Doctors are frustrated by what appears to be a growing gap between scientific advances in detecting cervical cancer and women's knowledge of how to protect themselves. A new generation of liquid-based Pap tests gets much more accurate results than the traditional test, says Dr. R. Marshall Austin, professor of pathology and director of cytopathology at Magee-Womens Hospital, University of Pittsburgh Medical Center. The new tests, developed in the mid-1990s, collect many more cells, significantly increasing the chances of spotting abnormal ones, Austin says. In the United States, more than 50 million women receive an annual Pap test and about 80 percent are collected using a liquid-based test called the ThinPrep Pap Test, Austin says.
More accurate results have prompted medical organizations to recommend that some women who go several years without abnormal results get screened less often. This can be a problem, according to some experts. "Unfortunately, a lot of these efforts to increase the interval of screening are confusing," Austin says.
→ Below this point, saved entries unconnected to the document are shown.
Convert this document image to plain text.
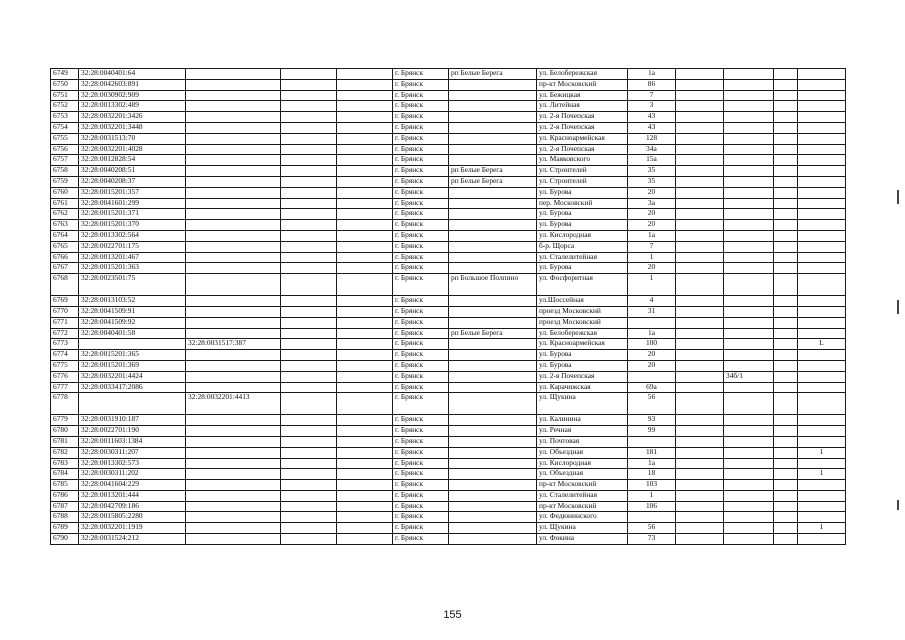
6749	32:28:0040401:64				г. Брянск	рп Белые Берега	ул. Белобережская	1а				
6750	32:28:0042603:891				г. Брянск		пр-кт Московский	86				
6751	32:28:0030902:909				г. Брянск		ул. Бежицкая	7				
6752	32:28:0013302:489				г. Брянск		ул. Литейная	3				
6753	32:28:0032201:3426				г. Брянск		ул. 2-я Почепская	43				
6754	32:28:0032201:3448				г. Брянск		ул. 2-я Почепская	43				
6755	32:28:0031513:70				г. Брянск		ул. Красноармейская	128				
6756	32:28:0032201:4028				г. Брянск		ул. 2-я Почепская	34а				
6757	32:28:0012828:54				г. Брянск		ул. Маяковского	15а				
6758	32:28:0040208:51				г. Брянск	рп Белые Берега	ул. Строителей	35				
6759	32:28:0040208:37				г. Брянск	рп Белые Берега	ул. Строителей	35				
6760	32:28:0015201:357				г. Брянск		ул. Бурова	20				
6761	32:28:0041601:299				г. Брянск		пер. Московский	3а				
6762	32:28:0015201:371				г. Брянск		ул. Бурова	20				
6763	32:28:0015201:370				г. Брянск		ул. Бурова	20				
6764	32:28:0013302:564				г. Брянск		ул. Кислородная	1а				
6765	32:28:0022701:175				г. Брянск		б-р. Щорса	7				
6766	32:28:0013201:467				г. Брянск		ул. Сталелитейная	1				
6767	32:28:0015201:363				г. Брянск		ул. Бурова	20				
6768	32:28:0023501:75				г. Брянск	рп Большое Полпино	ул. Фосфоритная	1				
6769	32:28:0013103:52				г. Брянск		ул.Шоссейная	4				
6770	32:28:0041509:91				г. Брянск		проезд Московский	31				
6771	32:28:0041509:92				г. Брянск		проезд Московский					
6772	32:28:0040401:58				г. Брянск	рп Белые Берега	ул. Белобережская	1а				
6773		32:28:0031517:387			г. Брянск		ул. Красноармейская	100				L
6774	32:28:0015201:365				г. Брянск		ул. Бурова	20				
6775	32:28:0015201:369				г. Брянск		ул. Бурова	20				
6776	32:28:0032201:4424				г. Брянск		ул. 2-я Почепская			34б/1		
6777	32:28:0033417:2086				г. Брянск		ул. Карачижская	69а				
6778		32:28:0032201:4413			г. Брянск		ул. Щукина	56				
6779	32:28:0031910:187				г. Брянск		ул. Калинина	93				
6780	32:28:0022701:190				г. Брянск		ул. Речная	99				
6781	32:28:0011603:1384				г. Брянск		ул. Почтовая					
6782	32:28:0030311:207				г. Брянск		ул. Объездная	181				1
6783	32:28:0013302:573				г. Брянск		ул. Кислородная	1а				
6784	32:28:0030311:202				г. Брянск		ул. Объездная	18				1
6785	32:28:0041604:229				г. Брянск		пр-кт Московский	103				
6786	32:28:0013201:444				г. Брянск		ул. Сталелитейная	1				
6787	32:28:0042709:186				г. Брянск		пр-кт Московский	106				
6788	32:28:0015805:2280				г. Брянск		ул. Федюнинского					
6789	32:28:0032201:1919				г. Брянск		ул. Щукина	56				1
6790	32:28:0031524:212				г. Брянск		ул. Фокина	73				
155
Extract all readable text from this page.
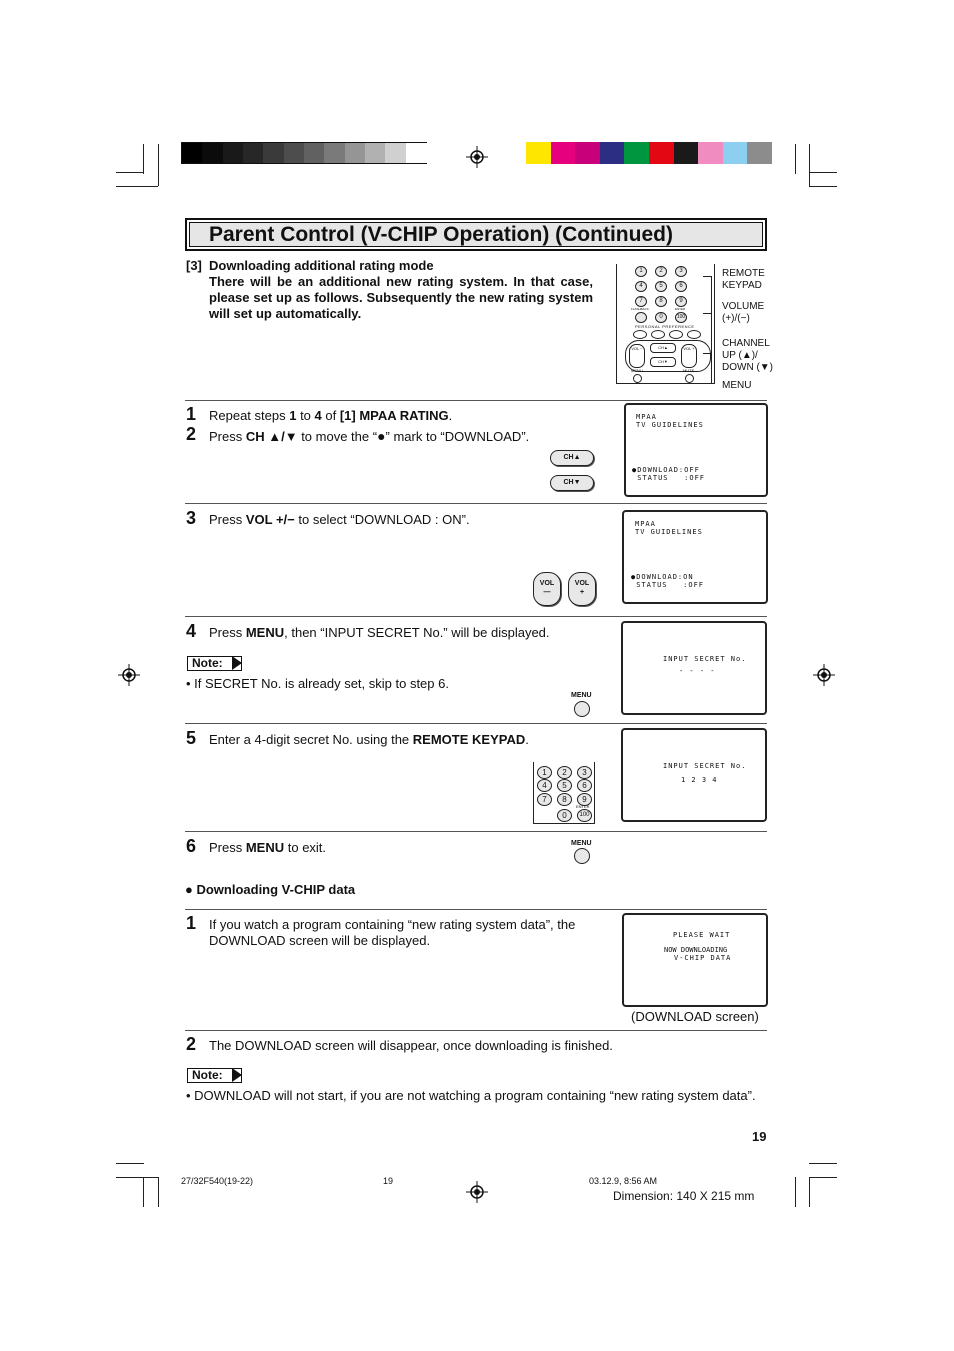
Parent Control (V-CHIP Operation) (Continued)
[3] Downloading additional rating mode
There will be an additional new rating system. In that case, please set up as follows. Subsequently the new rating system will set up automatically.
1	2	3
4	5	6
7	8	9
FLASHBACK	ENTER
0	100
PERSONAL PREFERENCE
VOL −	VOL +
CH▲
CH▼
MENU	MUTE
REMOTE KEYPAD
VOLUME
(+)/(−)
CHANNEL
UP (▲)/
DOWN (▼)
MENU
1 Repeat steps 1 to 4 of [1] MPAA RATING.
2 Press CH ▲/▼ to move the “●” mark to “DOWNLOAD”.
CH▲
CH▼
MPAA
TV GUIDELINES
●DOWNLOAD:OFF
STATUS   :OFF
3 Press VOL +/− to select “DOWNLOAD : ON”.
VOL
—
VOL
+
MPAA
TV GUIDELINES
●DOWNLOAD:ON
STATUS   :OFF
4 Press MENU, then “INPUT SECRET No.” will be displayed.
Note:
• If SECRET No. is already set, skip to step 6.
MENU
INPUT SECRET No.
- - - -
5 Enter a 4-digit secret No. using the REMOTE KEYPAD.
1	2	3
4	5	6
7	8	9
ENTER
0	100
INPUT SECRET No.
1 2 3 4
6 Press MENU to exit.	MENU
● Downloading V-CHIP data
1 If you watch a program containing “new rating system data”, the DOWNLOAD screen will be displayed.	PLEASE WAIT
NOW DOWNLOADING
V-CHIP DATA
(DOWNLOAD screen)
2 The DOWNLOAD screen will disappear, once downloading is finished.
Note:
• DOWNLOAD will not start, if you are not watching a program containing “new rating system data”.
19
27/32F540(19-22)	19	03.12.9, 8:56 AM
Dimension: 140 X 215 mm
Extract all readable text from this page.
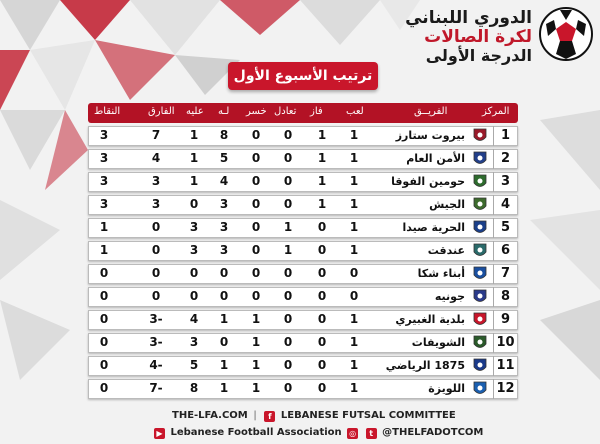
الدوري اللبناني
لكرة الصالات
الدرجة الأولى
ترتيب الأسبوع الأول
النقاط	الفارق عليه لـه خسر تعادل فاز لعب	الفريــق	المركز
3	7	1	8	0	0	1	1	بيروت ستارز	1
3	4	1	5	0	0	1	1	الأمن العام	2
3	3	1	4	0	0	1	1	حومين الفوقا	3
3	3	0	3	0	0	1	1	الجيش	4
1	0	3	3	0	1	0	1	الحرية صيدا	5
1	0	3	3	0	1	0	1	عندقت	6
0	0	0	0	0	0	0	0	أبناء شكا	7
0	0	0	0	0	0	0	0	جونيه	8
0	3-	4	1	1	0	0	1	بلدية الغبيري	9
0	3-	3	0	1	0	0	1	الشويفات 10
0	4-	5	1	1	0	0	1	1875 الرياضي 11
0	7-	8	1	1	0	0	1	اللويزة 12
THE-LFA.COM | f LEBANESE FUTSAL COMMITTEE
▶ Lebanese Football Association ◎ t @THELFADOTCOM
The best advice: stick to a regimen of annual gynecological exams and follow your doctor's individual recommendations for how often you need to be screened. Annual exams, with or without a Pap test, are especially important after menopause, when a woman's risk of cancer increases. A number of studies have shown that many women don't know the symptoms of gynecological cancers. That's why the end of fertility does not mean the end of checkups.
Women are also confused by news of vaccines against genital human papilloma virus (HPV), which has been linked to about 70 percent of cervical cancer cases. "Women need the Pap test regardless of the HPV vaccine," says Dr. Mona Saraiya, medical officer in the Centers for Disease Control's Division of Cancer Prevention and Control. Since genital HPV is primarily transmitted during sexual activity, the vaccine is most effective for girls who have not had intercourse. In fact, the American Cancer Society recommends that the vaccine be routinely given to 11- and 12-year-old girls. (It's not recommended for women over 26, but research is underway on the effectiveness of giving the vaccine to women 27 and older.) Several states have pending legislation mandating vaccination for young girls, which has prompted fierce debate. However this is resolved, older unvaccinated women will still be vulnerable and need Pap tests. And even those young girls who are vaccinated will need to be screened as they get older since the current vaccine does not protect against all forms of HPV. A Pap test is still the only way to detect cervical cancer.
Saraiya was the lead researcher on a study published in the current issue of the journal Obstetrics and Gynecology that found that African-American and Hispanic women, as well as women in the South, have higher rates of cervical cancer--largely because of lower screening rates and less follow-up after an abnormal Pap test finding. Saraiya says the results confirm earlier studies showing that poorer women generally have limited access to health care. Will the vaccine be just one more health tool unavailable to low-income women?
"That's a big question in all our minds," Saraiya says. "The HPV vaccine has huge potential to wipe out these disparities but if there are barriers to getting the vaccine, including the cost, then we might continue to see these disparities. "
Cervical cancer is nearly 100 percent curable if caught at an early stage, so education about prevention and screening is the best protection for women of all income groups. According to one recent report, as many as 70 percent of women who developed cervical cancer either did not have a Pap test within five years of their diagnosis or had never been screened. And if you haven't had a gynecological checkup in the last 12 months, call your family doctor now.